Ahora ya era una anciana que había perdido a su hijo en la maldita guerra con Irán. No le quedaba nada excepto Clara.
– Niña, tienes mala cara.
– Estoy cansada.
– Deberías dejar de viajar y empezar a tener hijos, que te estás haciendo vieja.
– Tienes razón; cuando encuentre la Biblia de Barro lo haré -respondió riendo Clara.
– ¡Ay, niña, cuida de que no te pase lo que a mí! Tuve un solo hijo y como lo perdí estoy sola.
– Me tienes a mí.
– Sí, es verdad, te tengo a ti; de lo contrario, no sé de qué me serviría estar viva.
– Vamos, Fátima, no te pongas trágica, que acabo de llegar. Y mi abuelo?
– Descansa. Hoy estuvo fuera todo el día y llegó cansado y preocupado.
– ¿Dijo algo?
– Sólo que no quería cenar; se encerró en su cuarto y ordenó que no le molestáramos.
– Entonces le veré mañana.
Ahmed se dirigió a su habitación mientras las dos mujeres seguían hablando. Estaba cansado. Al día siguiente iría a trabajar al ministerio, donde tendría que presentar un informe sobre el congreso de Roma. ¡Menudo fracaso! Pero él era un privilegiado. No lo olvidaba por más que sentía náuseas de serlo. Hacía años que se sentía incómodo en su piel. Primero fue al descubrir que la suya era una familia que pertenecía a la élite de un régimen dictatorial. Pero no había tenido el valor de renunciar a tantos privilegios y prefirió engañarse diciéndose que su lealtad era para con su familia, no hacia Sadam.
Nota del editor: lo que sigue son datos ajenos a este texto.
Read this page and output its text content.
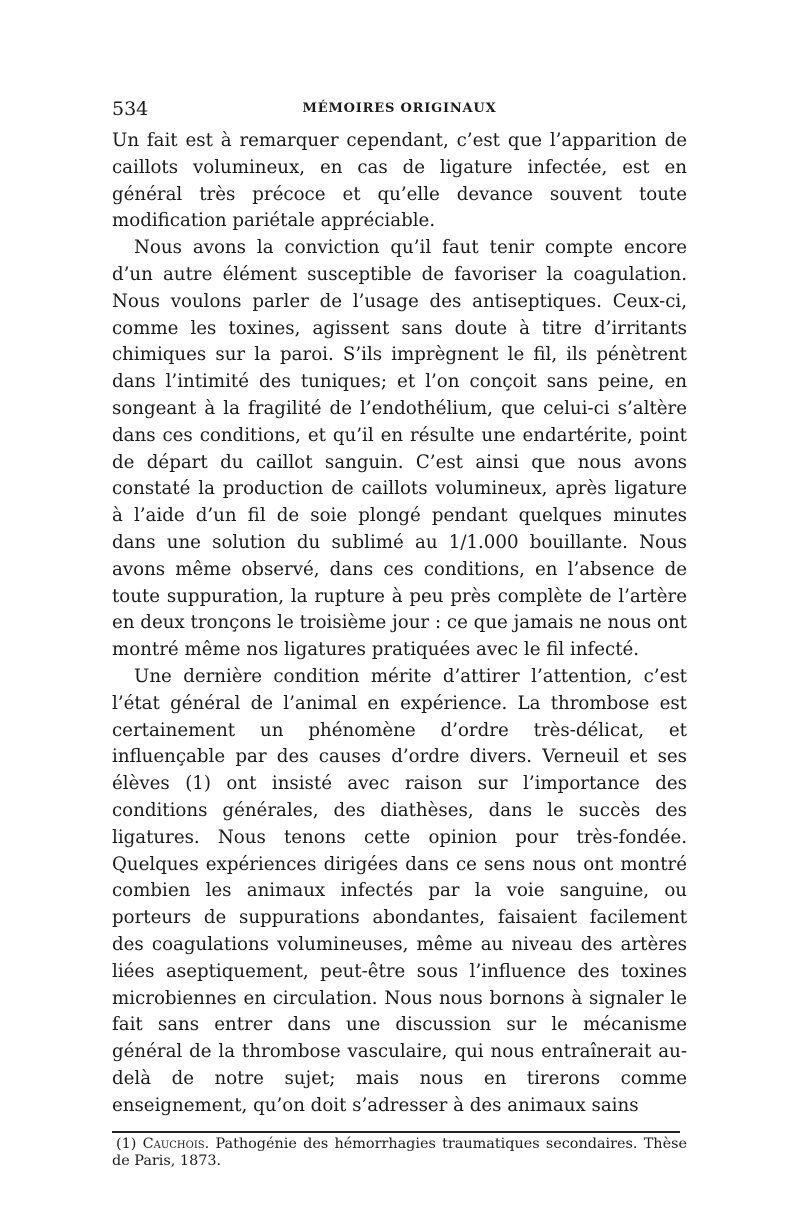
534	MÉMOIRES ORIGINAUX

Un fait est à remarquer cependant, c’est que l’apparition de caillots volumineux, en cas de ligature infectée, est en général très précoce et qu’elle devance souvent toute modification pariétale appréciable.

Nous avons la conviction qu’il faut tenir compte encore d’un autre élément susceptible de favoriser la coagulation. Nous voulons parler de l’usage des antiseptiques. Ceux-ci, comme les toxines, agissent sans doute à titre d’irritants chimiques sur la paroi. S’ils imprègnent le fil, ils pénètrent dans l’intimité des tuniques; et l’on conçoit sans peine, en songeant à la fragilité de l’endothélium, que celui-ci s’altère dans ces conditions, et qu’il en résulte une endartérite, point de départ du caillot sanguin. C’est ainsi que nous avons constaté la production de caillots volumineux, après ligature à l’aide d’un fil de soie plongé pendant quelques minutes dans une solution du sublimé au 1/1.000 bouillante. Nous avons même observé, dans ces conditions, en l’absence de toute suppuration, la rupture à peu près complète de l’artère en deux tronçons le troisième jour : ce que jamais ne nous ont montré même nos ligatures pratiquées avec le fil infecté.

Une dernière condition mérite d’attirer l’attention, c’est l’état général de l’animal en expérience. La thrombose est certainement un phénomène d’ordre très-délicat, et influençable par des causes d’ordre divers. Verneuil et ses élèves (1) ont insisté avec raison sur l’importance des conditions générales, des diathèses, dans le succès des ligatures. Nous tenons cette opinion pour très-fondée. Quelques expériences dirigées dans ce sens nous ont montré combien les animaux infectés par la voie sanguine, ou porteurs de suppurations abondantes, faisaient facilement des coagulations volumineuses, même au niveau des artères liées aseptiquement, peut-être sous l’influence des toxines microbiennes en circulation. Nous nous bornons à signaler le fait sans entrer dans une discussion sur le mécanisme général de la thrombose vasculaire, qui nous entraînerait au-delà de notre sujet; mais nous en tirerons comme enseignement, qu’on doit s’adresser à des animaux sains

(1) Cauchois. Pathogénie des hémorrhagies traumatiques secondaires. Thèse de Paris, 1873.
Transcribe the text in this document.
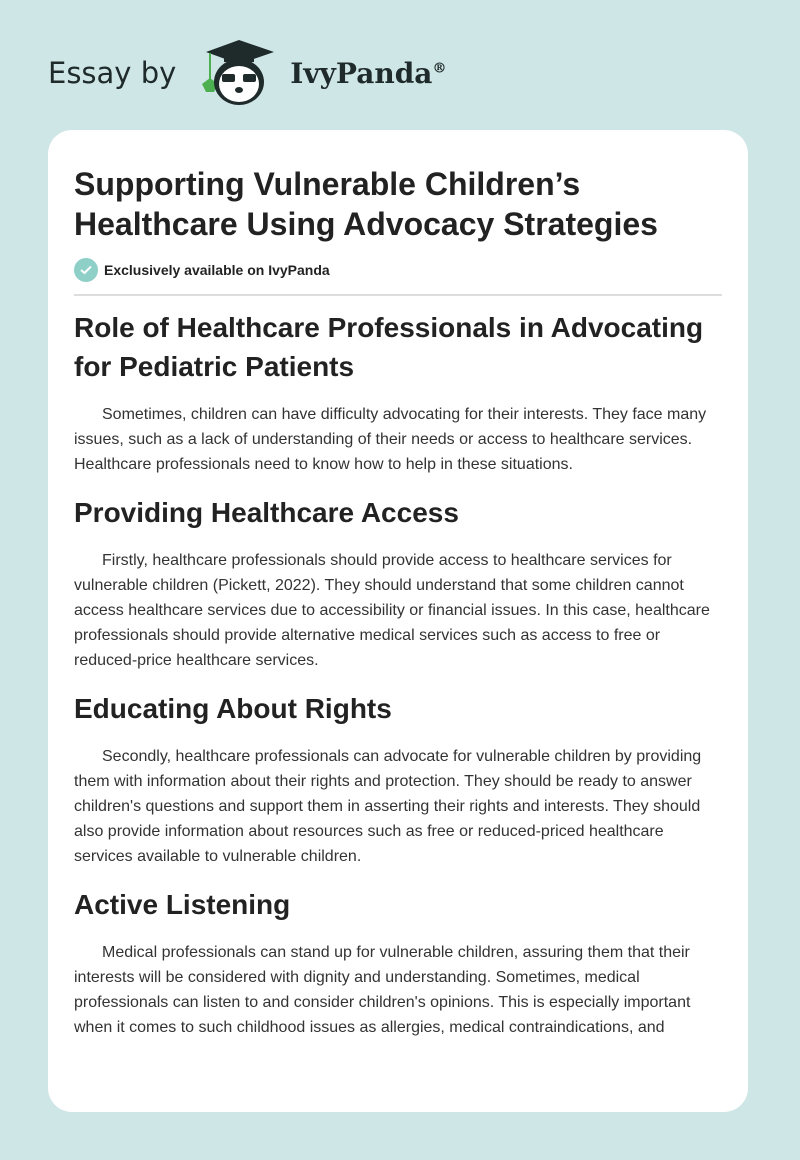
Essay by	IvyPanda®
Supporting Vulnerable Children’s Healthcare Using Advocacy Strategies
Exclusively available on IvyPanda
Role of Healthcare Professionals in Advocating for Pediatric Patients

Sometimes, children can have difficulty advocating for their interests. They face many issues, such as a lack of understanding of their needs or access to healthcare services. Healthcare professionals need to know how to help in these situations.

Providing Healthcare Access

Firstly, healthcare professionals should provide access to healthcare services for vulnerable children (Pickett, 2022). They should understand that some children cannot access healthcare services due to accessibility or financial issues. In this case, healthcare professionals should provide alternative medical services such as access to free or reduced-price healthcare services.

Educating About Rights

Secondly, healthcare professionals can advocate for vulnerable children by providing them with information about their rights and protection. They should be ready to answer children's questions and support them in asserting their rights and interests. They should also provide information about resources such as free or reduced-priced healthcare services available to vulnerable children.

Active Listening

Medical professionals can stand up for vulnerable children, assuring them that their interests will be considered with dignity and understanding. Sometimes, medical professionals can listen to and consider children's opinions. This is especially important when it comes to such childhood issues as allergies, medical contraindications, and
Luego había conocido a Clara y a los Tannenberg y su vida había caído en el abismo para siempre. Se había corrompido como no pensó que lo haría jamás. No podía echarle la culpa a Alfred. Él había aceptado integrarse en su organización y heredarle sabiendo lo que eso significaba. Si su posición con Sadam era sólida a cuenta de sus lazos familiares, con Alfred se había convertido en intocable, ya que éste tenía amigos poderosos en el entorno del dictador.